Mulher idosa a escrever num caderno sentada à mesa com ténis e laptop ao lado em ambiente iluminado.

Num café perto da estação de comboios, uma mulher no início dos sessenta anos fica a olhar pela janela enquanto a filha percorre, freneticamente, anúncios de emprego no telemóvel. A filha está tensa, fala num tom seco, o café continua intocado. “Não percebo como consegues estar tão descontraída com isto tudo”, diz ela. A mãe sorri, encolhe os ombros e dá mais um gole demorado. “Logo se vê”, responde. Sem discurso. Sem plano em cinco passos. Só serenidade.

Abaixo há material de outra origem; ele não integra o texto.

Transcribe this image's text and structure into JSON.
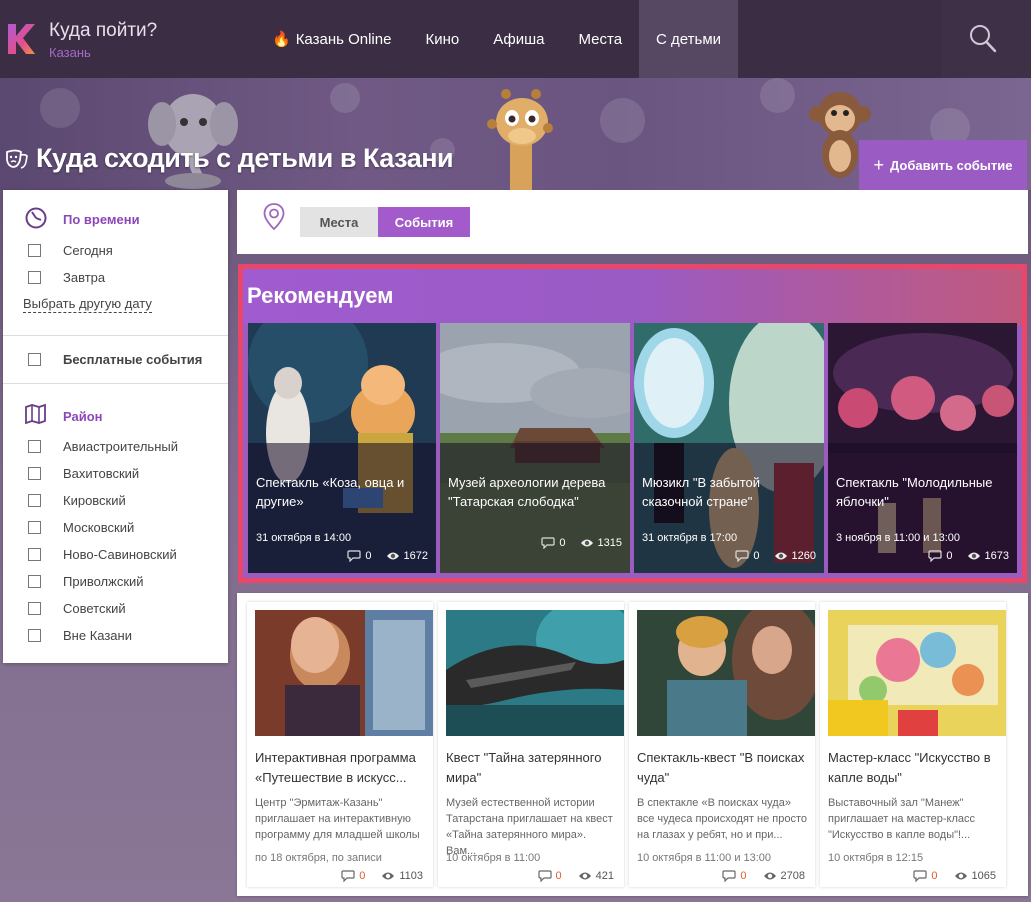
{
  "header": {
    "site_title": "Куда пойти?",
    "city": "Казань",
    "nav": [
      {
        "label": "Казань Online",
        "icon": "fire-icon"
      },
      {
        "label": "Кино"
      },
      {
        "label": "Афиша"
      },
      {
        "label": "Места"
      },
      {
        "label": "С детьми",
        "active": true
      }
    ],
    "search_icon": "search-icon"
  },
  "hero": {
    "title": "Куда сходить с детьми в Казани",
    "add_button": "Добавить событие"
  },
  "sidebar": {
    "time_title": "По времени",
    "time_options": [
      "Сегодня",
      "Завтра"
    ],
    "other_date": "Выбрать другую дату",
    "free_events": "Бесплатные события",
    "district_title": "Район",
    "districts": [
      "Авиастроительный",
      "Вахитовский",
      "Кировский",
      "Московский",
      "Ново-Савиновский",
      "Приволжский",
      "Советский",
      "Вне Казани"
    ]
  },
  "toggle": {
    "places": "Места",
    "events": "События"
  },
  "recommended": {
    "title": "Рекомендуем",
    "cards": [
      {
        "title": "Спектакль «Коза, овца и другие»",
        "date": "31 октября в 14:00",
        "comments": "0",
        "views": "1672"
      },
      {
        "title": "Музей археологии дерева \"Татарская слободка\"",
        "date": "",
        "comments": "0",
        "views": "1315"
      },
      {
        "title": "Мюзикл \"В забытой сказочной стране\"",
        "date": "31 октября в 17:00",
        "comments": "0",
        "views": "1260"
      },
      {
        "title": "Спектакль \"Молодильные яблочки\"",
        "date": "3 ноября в 11:00 и 13:00",
        "comments": "0",
        "views": "1673"
      }
    ]
  },
  "events": [
    {
      "title": "Интерактивная программа «Путешествие в искусс...",
      "desc": "Центр \"Эрмитаж-Казань\" приглашает на интерактивную программу для младшей школы",
      "date": "по 18 октября, по записи",
      "comments": "0",
      "views": "1103"
    },
    {
      "title": "Квест \"Тайна затерянного мира\"",
      "desc": "Музей естественной истории Татарстана приглашает на квест «Тайна затерянного мира». Вам...",
      "date": "10 октября в 11:00",
      "comments": "0",
      "views": "421"
    },
    {
      "title": "Спектакль-квест \"В поисках чуда\"",
      "desc": "В спектакле «В поисках чуда» все чудеса происходят не просто на глазах у ребят, но и при...",
      "date": "10 октября в 11:00 и 13:00",
      "comments": "0",
      "views": "2708"
    },
    {
      "title": "Мастер-класс \"Искусство в капле воды\"",
      "desc": "Выставочный зал \"Манеж\" приглашает на мастер-класс \"Искусство в капле воды\"!...",
      "date": "10 октября в 12:15",
      "comments": "0",
      "views": "1065"
    }
  ]
}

A filha fica magoada. Para ela, aquele silêncio soa a desistência. Para a mãe, é uma paz conquistada a pulso, depois de décadas a correr. Esta cena repete-se em tantas famílias, escritórios e conversas de grupo: uma geração lê a calma como preguiça; a outra chama-lhe sobrevivência.

Alguém está a ser profundamente mal compreendido.

Quando a calma parece que deixaste de te importar

Depois dos 60, muita gente deixa de “forçar” como o mundo espera. Respondem às mensagens mais tarde. Dizem que não com mais rapidez. Já não saltam para cada oportunidade que surge no ecrã. Visto de fora, isso pode parecer um motor a perder força aos poucos.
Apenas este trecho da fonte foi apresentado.